Dienstag, 26. Juni 2012

Schönheit, die Entfliehende und die Not unserer neuen Welt

[ ... zum 24. Todestag des Theologen Hans Urs von Balthasar ...]
Schönheit heißt das Wort, das unser erstes sein soll. Schönheit ist das letzte, woran der denkende Verstand sich wagen kann, weil es nur als unfassbarer Glanz des Doppelgestirns des Wahren und Guten und sein unauflösbares Zueinander umspielt, Schönheit, die interesselose, ohne die die alte Welt sich selbst nicht verstehen wollte, die aber von der neuen Welt der Interessen unmerklich-merklich Abschied genommen hat, um sie ihrer Gier und ihrer Traurigkeit zu überlassen.
Schönheit, die auch von der Religion nicht mehr geliebt und gehegt wird und die doch, wie eine Maske von deren Antlitz gehoben, darunter Züge freilegt, die für die Menschen undeutbar zu werden drohen. Schönheit, an die wir nicht mehr zu glauben wagen, aus der wir einen Schein gemacht haben, um sie leichter loswerden zu können, Schönheit, die (wie sich heute weist) mindestens ebensoviel Mut wie Entscheidungskraft für sich fordert wie Wahrheit und Gutheit, und die sich von den beiden Schwestern nicht trennen und vertreiben lässt, ohne in geheimnisvoller Rache beide mit sich fortzuziehen.

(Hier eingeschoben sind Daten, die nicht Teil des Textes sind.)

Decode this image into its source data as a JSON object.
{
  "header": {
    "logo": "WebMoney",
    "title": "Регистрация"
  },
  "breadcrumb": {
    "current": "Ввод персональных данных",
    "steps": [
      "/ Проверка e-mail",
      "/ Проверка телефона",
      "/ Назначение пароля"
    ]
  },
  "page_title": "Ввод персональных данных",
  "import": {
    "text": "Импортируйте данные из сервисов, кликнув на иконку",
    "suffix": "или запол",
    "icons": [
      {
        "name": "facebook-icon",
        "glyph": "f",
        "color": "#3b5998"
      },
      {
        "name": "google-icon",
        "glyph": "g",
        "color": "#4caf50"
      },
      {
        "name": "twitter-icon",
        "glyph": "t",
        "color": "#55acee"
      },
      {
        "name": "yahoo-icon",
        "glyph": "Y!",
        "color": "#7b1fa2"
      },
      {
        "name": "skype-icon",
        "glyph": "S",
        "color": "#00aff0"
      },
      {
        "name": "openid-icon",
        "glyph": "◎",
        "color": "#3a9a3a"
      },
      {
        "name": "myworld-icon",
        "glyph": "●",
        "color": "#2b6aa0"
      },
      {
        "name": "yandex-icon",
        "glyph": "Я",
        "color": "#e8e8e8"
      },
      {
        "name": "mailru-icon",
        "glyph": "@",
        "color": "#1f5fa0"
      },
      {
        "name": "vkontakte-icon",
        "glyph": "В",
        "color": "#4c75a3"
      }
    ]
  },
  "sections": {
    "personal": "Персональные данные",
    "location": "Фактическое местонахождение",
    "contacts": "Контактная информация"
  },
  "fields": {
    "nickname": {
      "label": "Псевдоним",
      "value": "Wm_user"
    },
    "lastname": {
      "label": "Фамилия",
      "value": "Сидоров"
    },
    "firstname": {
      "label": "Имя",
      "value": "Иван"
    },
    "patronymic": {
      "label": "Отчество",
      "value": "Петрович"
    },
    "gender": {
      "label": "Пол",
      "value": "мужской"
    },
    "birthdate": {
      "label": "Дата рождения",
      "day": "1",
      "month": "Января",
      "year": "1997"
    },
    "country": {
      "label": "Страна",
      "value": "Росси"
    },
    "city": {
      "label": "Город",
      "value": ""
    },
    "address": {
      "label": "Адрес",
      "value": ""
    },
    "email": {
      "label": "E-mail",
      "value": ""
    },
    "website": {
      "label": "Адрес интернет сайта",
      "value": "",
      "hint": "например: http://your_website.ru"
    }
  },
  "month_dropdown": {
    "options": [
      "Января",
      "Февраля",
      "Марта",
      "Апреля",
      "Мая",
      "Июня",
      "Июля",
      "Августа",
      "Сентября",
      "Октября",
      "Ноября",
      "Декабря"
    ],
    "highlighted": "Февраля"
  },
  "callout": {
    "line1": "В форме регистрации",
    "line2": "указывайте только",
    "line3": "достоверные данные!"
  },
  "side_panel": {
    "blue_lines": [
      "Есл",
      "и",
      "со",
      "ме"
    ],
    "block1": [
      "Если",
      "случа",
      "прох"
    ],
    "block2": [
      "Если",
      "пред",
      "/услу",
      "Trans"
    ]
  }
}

Wer bei ihrem Namen die Lippen schürzt, als sei sie das Zierstück einer bürgerlichen Vergangenheit, von dem kann man sicher sein, dass er - heimlich oder offen zugestanden - schon nicht mehr beten und bald nicht mehr lieben kann.
Das 19. Jahrhundert hat noch die Gewänder der Entfliehenden in einem leidenschaftlichen Rausch festgehalten, die Umrisse der sich auflösenden alten Welt ("Helena umarmt Faust, das Körperliche verschwindet, Kleid und Schleier bleiben ihm in den Armen ... Helenens Gewande lösen sich in Wolken auf, umgeben Faust, heben ihn in die Höhe und ziehen mit ihm vorüber", Faust II, 3. Akt), die gottdurchlichtete Welt wird Schein und Traum, Romantik, bald nur noch Musik, aber wo die Wolke verzieht, bleibt unverdaulich ein Gebild der Angst, die nackte Materie übrig; und da nichts mehr ist und doch etwas umarmt werden muss, so rät man dem Menschen unseres Jahrhunderts zu diesem unmöglichen Hymen, der ihm zuletzt alle Liebe verleidet. Aber was der Mensch nicht mehr kann, wozu er impotent geworden ist, das hält er als Unbewältigtes nicht mehr aus, er muss es leugnen oder zu Tode schweigen.
Hans Urs von Balthasar: Herrlichkeit. Eine theologische Ästhetik. Erster Band: Schau der Gestalt. Einsiedeln 1961. S. 16f.